Learning from large datasets has been the cornerstone of modern innovations and discoveries in science, medicine, and technology. The fast estimation of the prediction performance of unseen events is a canonical goal in statistical learning. A classic approach to this end is leave-one-out cross-validation, a time-consuming routine of leaving a datum out, fitting the model on the rest, and testing it on the left out datum, repeatedly. The recent emergence of massive data has exacerbated the computational infeasibility of such approaches. Moreover, in many recent instances, the number of features per observation can be extremely large, adding another challenging facet to the fast estimation of prediction error. To overcome these problems we innovated a novel methodology, namely, approximate leave-one-out (ALO). The computational bottleneck of ALO is the inversion of a large matrix. This can make the application of ALO to high dimensional problems computationally infeasible. In this work, we explore various ways in which the matrix inversion can be approached in a computationally efficient manner, specially when the
design matrix has a structure that lends itself to efficient matrix vector operations.
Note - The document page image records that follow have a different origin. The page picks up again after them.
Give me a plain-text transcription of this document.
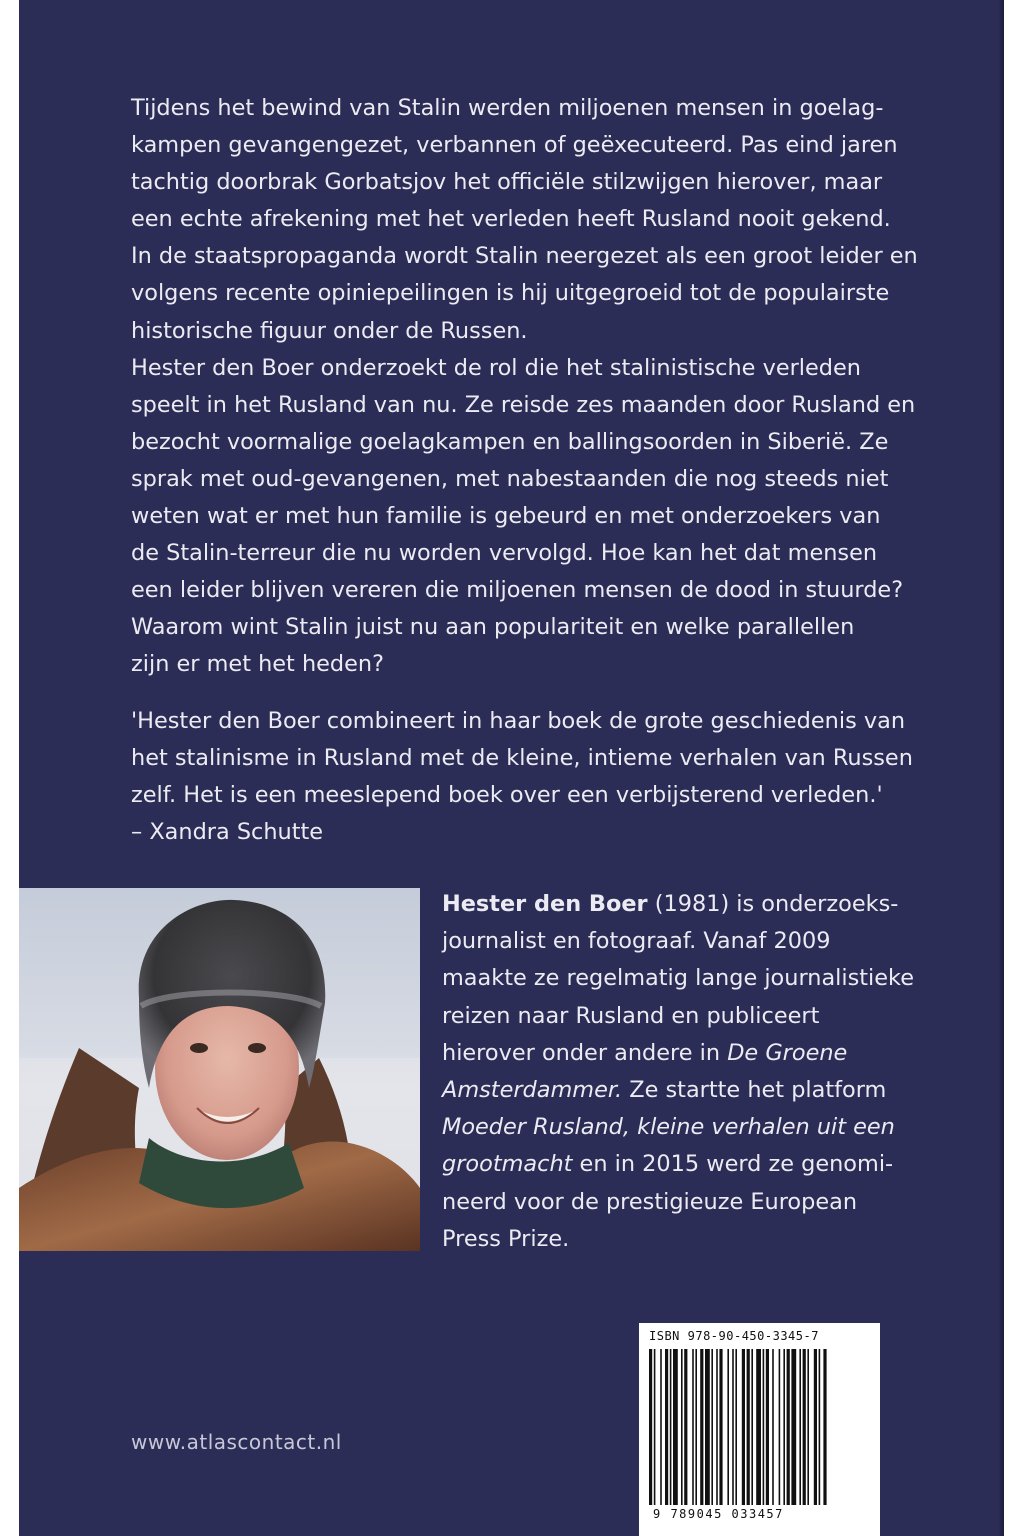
Tijdens het bewind van Stalin werden miljoenen mensen in goelag-
kampen gevangengezet, verbannen of geëxecuteerd. Pas eind jaren
tachtig doorbrak Gorbatsjov het officiële stilzwijgen hierover, maar
een echte afrekening met het verleden heeft Rusland nooit gekend.
In de staatspropaganda wordt Stalin neergezet als een groot leider en
volgens recente opiniepeilingen is hij uitgegroeid tot de populairste
historische figuur onder de Russen.
Hester den Boer onderzoekt de rol die het stalinistische verleden
speelt in het Rusland van nu. Ze reisde zes maanden door Rusland en
bezocht voormalige goelagkampen en ballingsoorden in Siberië. Ze
sprak met oud-gevangenen, met nabestaanden die nog steeds niet
weten wat er met hun familie is gebeurd en met onderzoekers van
de Stalin-terreur die nu worden vervolgd. Hoe kan het dat mensen
een leider blijven vereren die miljoenen mensen de dood in stuurde?
Waarom wint Stalin juist nu aan populariteit en welke parallellen
zijn er met het heden?
'Hester den Boer combineert in haar boek de grote geschiedenis van
het stalinisme in Rusland met de kleine, intieme verhalen van Russen
zelf. Het is een meeslepend boek over een verbijsterend verleden.'
– Xandra Schutte
Hester den Boer (1981) is onderzoeks-
journalist en fotograaf. Vanaf 2009
maakte ze regelmatig lange journalistieke
reizen naar Rusland en publiceert
hierover onder andere in De Groene
Amsterdammer. Ze startte het platform
Moeder Rusland, kleine verhalen uit een
grootmacht en in 2015 werd ze genomi-
neerd voor de prestigieuze European
Press Prize.
www.atlascontact.nl
ISBN 978-90-450-3345-7
9 789045 033457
We will see that the sparsity of the design matrix, the generalized cross validation approach and its noisy variants, and iterative approaches such as the conjugate gradient method will play major roles in making the problem computationally feasible. We illustrate these approaches using numerical experiments with synthetic data and real recordings from spatially sensitive neurons (grid cells) in the medial entorhinal cortex of a rat.